Le juriste novice, que nous sommes, a toujours appris à se remémorer le caractère sacro-saint de la pyramide des normes. Aussi, face aux entorses flagrantes à la Constitution, nous ne pouvons-nous empêcher de questionner l’ordre nouveau établi.
La Constitution malienne a été suspendue à la suite du coup d’État de 2020. Ce n’était pas la première fois et ce ne sera nullement la dernière. On ne le souhaite pas mais les pays d’Afrique de l’ouest n’arrivent toujours pas à tirer des leçons de l’histoire. Donc l’histoire a tendance à se répéter. Mais ils ne tiennent qu’aux peuples concernés de briser cette malédiction.
A chaque fois que la Constitution est écartée, naît une charte de Transition, un texte dont la place et la portée dans l’ordonnancement juridique demeurent indéterminées et indéterminables. Des tentatives savantes ont été faites, par des juristes proches du pouvoir en place, pour convaincre. Mais l’illégalité de l’acte qui a causé la suspension de la loi fondamentale, fait douter de toutes les explications avancées. On soulignera, au passage, que l’article 45 du Code pénal qualifie de criminel le type d’acte qui a permis de remettre en cause un gouvernement légalement investi. Mais, pour des raisons de paix et de cohésion sociale, une loi d’amnistie a été votée.

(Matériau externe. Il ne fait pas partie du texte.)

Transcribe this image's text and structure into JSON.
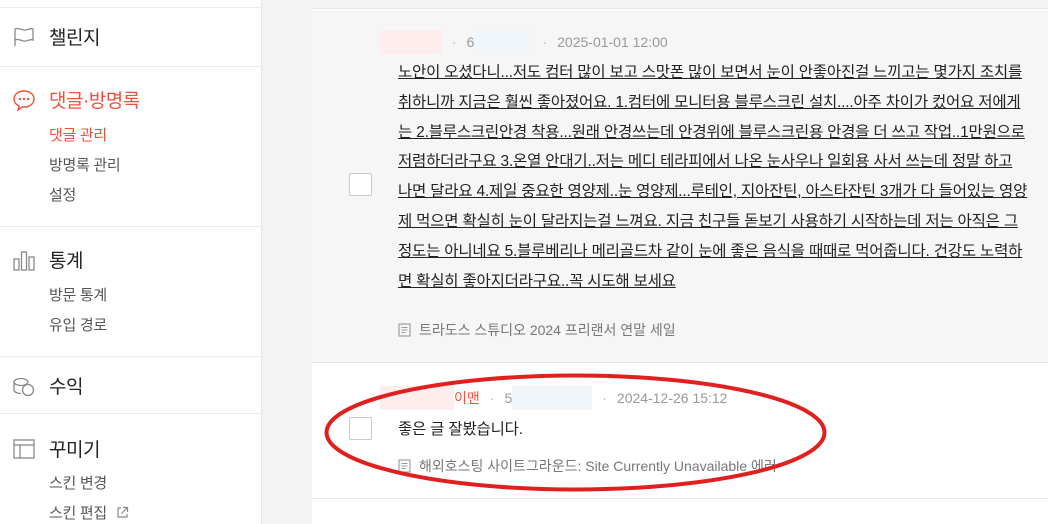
{
  "sidebar": {
    "challenge": {
      "label": "챌린지",
      "icon": "flag-icon"
    },
    "comments": {
      "label": "댓글·방명록",
      "icon": "speech-bubble-icon",
      "items": [
        "댓글 관리",
        "방명록 관리",
        "설정"
      ]
    },
    "stats": {
      "label": "통계",
      "icon": "bar-chart-icon",
      "items": [
        "방문 통계",
        "유입 경로"
      ]
    },
    "revenue": {
      "label": "수익",
      "icon": "coins-icon"
    },
    "decorate": {
      "label": "꾸미기",
      "icon": "layout-icon",
      "items": [
        "스킨 변경",
        "스킨 편집"
      ]
    }
  },
  "comments": [
    {
      "id_prefix": "6",
      "date": "2025-01-01 12:00",
      "text": "노안이 오셨다니...저도 컴터 많이 보고 스맛폰 많이 보면서 눈이 안좋아진걸 느끼고는 몇가지 조치를 취하니까 지금은 훨씬 좋아졌어요. 1.컴터에 모니터용 블루스크린 설치....아주 차이가 컸어요 저에게는 2.블루스크린안경 착용...원래 안경쓰는데 안경위에 블루스크린용 안경을 더 쓰고 작업..1만원으로 저렴하더라구요 3.온열 안대기..저는 메디 테라피에서 나온 눈사우나 일회용 사서 쓰는데 정말 하고 나면 달라요 4.제일 중요한 영양제..눈 영양제...루테인, 지아잔틴, 아스타잔틴 3개가 다 들어있는 영양제 먹으면 확실히 눈이 달라지는걸 느껴요. 지금 친구들 돋보기 사용하기 시작하는데 저는 아직은 그정도는 아니네요 5.블루베리나 메리골드차 같이 눈에 좋은 음식을 때때로 먹어줍니다. 건강도 노력하면 확실히 좋아지더라구요..꼭 시도해 보세요",
      "post": "트라도스 스튜디오 2024 프리랜서 연말 세일"
    },
    {
      "name_suffix": "이맨",
      "id_prefix": "5",
      "date": "2024-12-26 15:12",
      "text": "좋은 글 잘봤습니다.",
      "post": "해외호스팅 사이트그라운드: Site Currently Unavailable 에러"
    }
  ],
  "colors": {
    "accent": "#f0503c",
    "annotation": "#e0201e"
  }
}
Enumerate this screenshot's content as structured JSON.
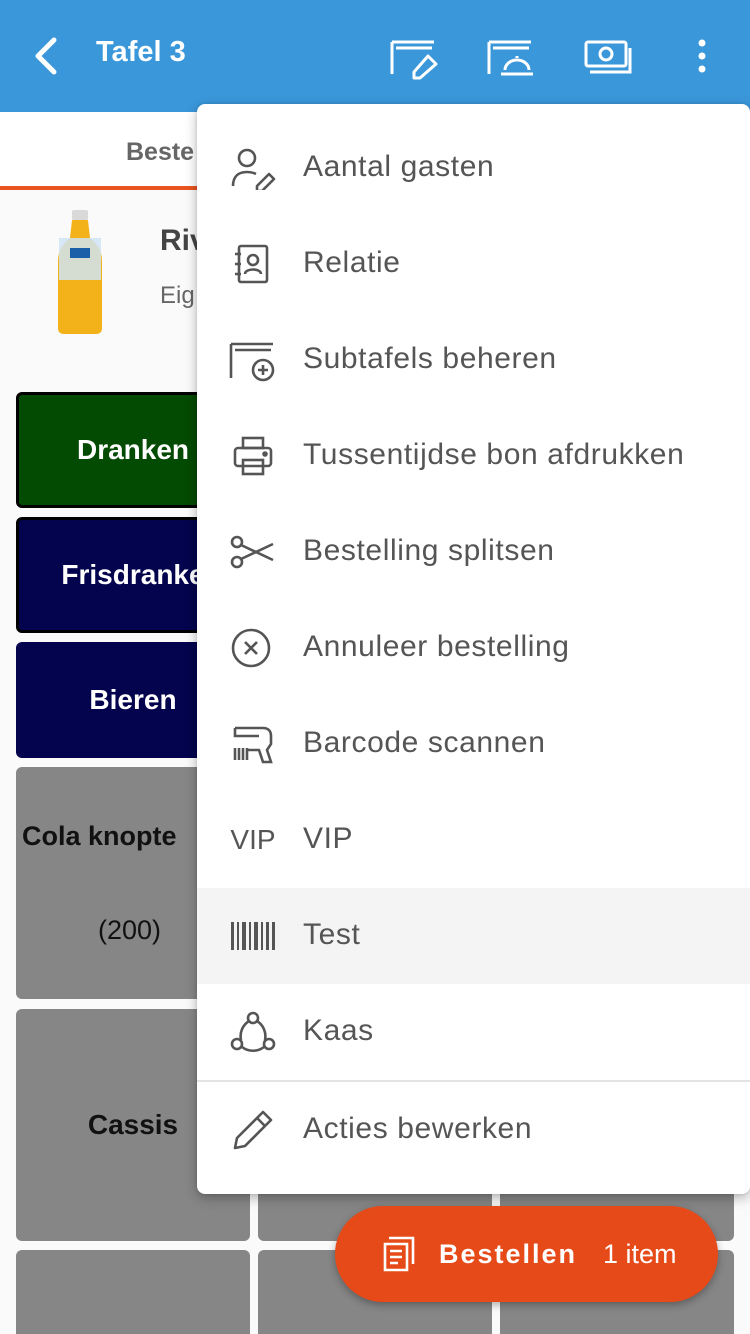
{
  "header": {
    "title": "Tafel 3",
    "actions": [
      "edit-table-icon",
      "table-service-icon",
      "payment-icon",
      "more-vert-icon"
    ]
  },
  "tabs": {
    "first_label": "Beste"
  },
  "product": {
    "name": "Riv",
    "subtitle": "Eig",
    "image": "rivella-bottle-icon"
  },
  "tiles": {
    "dranken": {
      "label": "Dranken",
      "color": "#034a03"
    },
    "frisdranken": {
      "label": "Frisdranke",
      "color": "#04044e"
    },
    "bieren": {
      "label": "Bieren",
      "color": "#04044e"
    },
    "cola": {
      "label": "Cola knopte",
      "price": "(200)"
    },
    "cassis": {
      "label": "Cassis"
    }
  },
  "menu": {
    "items": [
      {
        "label": "Aantal gasten",
        "icon": "person-edit-icon"
      },
      {
        "label": "Relatie",
        "icon": "contact-book-icon"
      },
      {
        "label": "Subtafels beheren",
        "icon": "table-add-icon"
      },
      {
        "label": "Tussentijdse bon afdrukken",
        "icon": "printer-icon"
      },
      {
        "label": "Bestelling splitsen",
        "icon": "scissors-icon"
      },
      {
        "label": "Annuleer bestelling",
        "icon": "cancel-circle-icon"
      },
      {
        "label": "Barcode scannen",
        "icon": "barcode-scanner-icon"
      },
      {
        "label": "VIP",
        "icon_text": "VIP"
      },
      {
        "label": "Test",
        "icon": "barcode-icon",
        "highlighted": true
      },
      {
        "label": "Kaas",
        "icon": "share-nodes-icon"
      },
      {
        "label": "Acties bewerken",
        "icon": "pencil-icon"
      }
    ]
  },
  "order_button": {
    "label": "Bestellen",
    "count": "1 item",
    "icon": "receipt-icon"
  },
  "colors": {
    "appbar": "#3a97da",
    "accent": "#e64a19",
    "tab_indicator": "#e95420"
  }
}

Elle permet de pardonner le crime commis et autorise les auteurs à poursuivre, au nom du peuple, le combat qu’ils ont initié. Là encore, le juriste s’interroge sur la portée exacte de cette loi. Un texte sur mesure, qui demeure contraire au caractère impersonnel de la loi. Mais son objectif est noble. Le peuple accepte de pardonner ses libérateurs pour les écarts commis. Le peuple, en souverain, décide et sait ce qui est bon pour lui. Mais le texte nouveau ne demeure pas moins une incongruité et de ce fait, il ne peut, de même que les précédents, résister à l’analyse juridique. En effet, comment un parlement, nommé, peut-il valider une loi qui va amnistier les auteurs d’une telle entorse à la norme suprême ? Les constitutionnalistes peuvent toujours tenter de donner des excuses en guise d’explication. Mais les faits sont têtus.

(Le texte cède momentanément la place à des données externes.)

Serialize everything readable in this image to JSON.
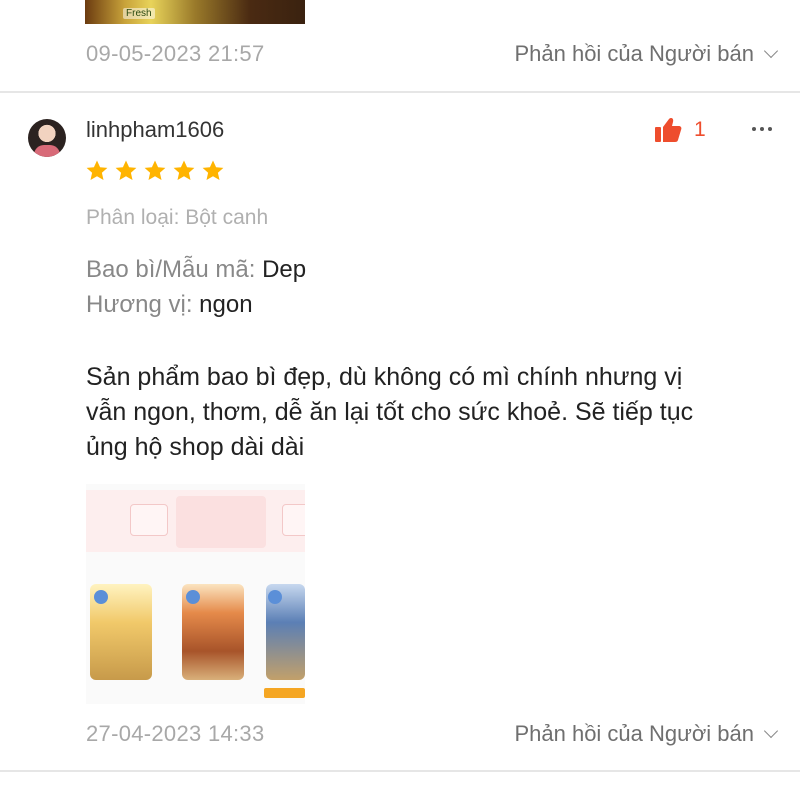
{
  "previous_review": {
    "image_tag": "Fresh",
    "timestamp": "09-05-2023 21:57",
    "reply_label": "Phản hồi của Người bán"
  },
  "review": {
    "username": "linhpham1606",
    "rating": 5,
    "like_count": "1",
    "more_icon": "more-horizontal-icon",
    "like_icon": "thumbs-up-icon",
    "like_color": "#ee4d2d",
    "star_color": "#ffb400",
    "variation": "Phân loại: Bột canh",
    "attributes": [
      {
        "label": "Bao bì/Mẫu mã:",
        "value": "Dep"
      },
      {
        "label": "Hương vị:",
        "value": "ngon"
      }
    ],
    "body_line_1": "Sản phẩm bao bì đẹp, dù không có mì chính nhưng vị",
    "body_line_2": "vẫn ngon, thơm, dễ ăn lại tốt cho sức khoẻ. Sẽ tiếp tục",
    "body_line_3": "ủng hộ shop dài dài",
    "timestamp": "27-04-2023 14:33",
    "reply_label": "Phản hồi của Người bán"
  }
}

Ensuite, la nomination des membres du CNT, un parlement issu d’un décret présidentiel, ajoute au désordre juridique. Mais nul ne s’offusque car la nécessité d’instituer un semblant d’équilibre institutionnel (avec des pouvoirs apparemment séparés) a prévalu sur les impératifs de légalité. Le premier décret portant révision de la charte et extension de la durée de la Transition, a marqué, plus encore l’histoire constitutionnelle du pays. C’est le pouvoir lui-même qui renouvelle son propre mandat et en fixe la durée, en expropriant le peuple.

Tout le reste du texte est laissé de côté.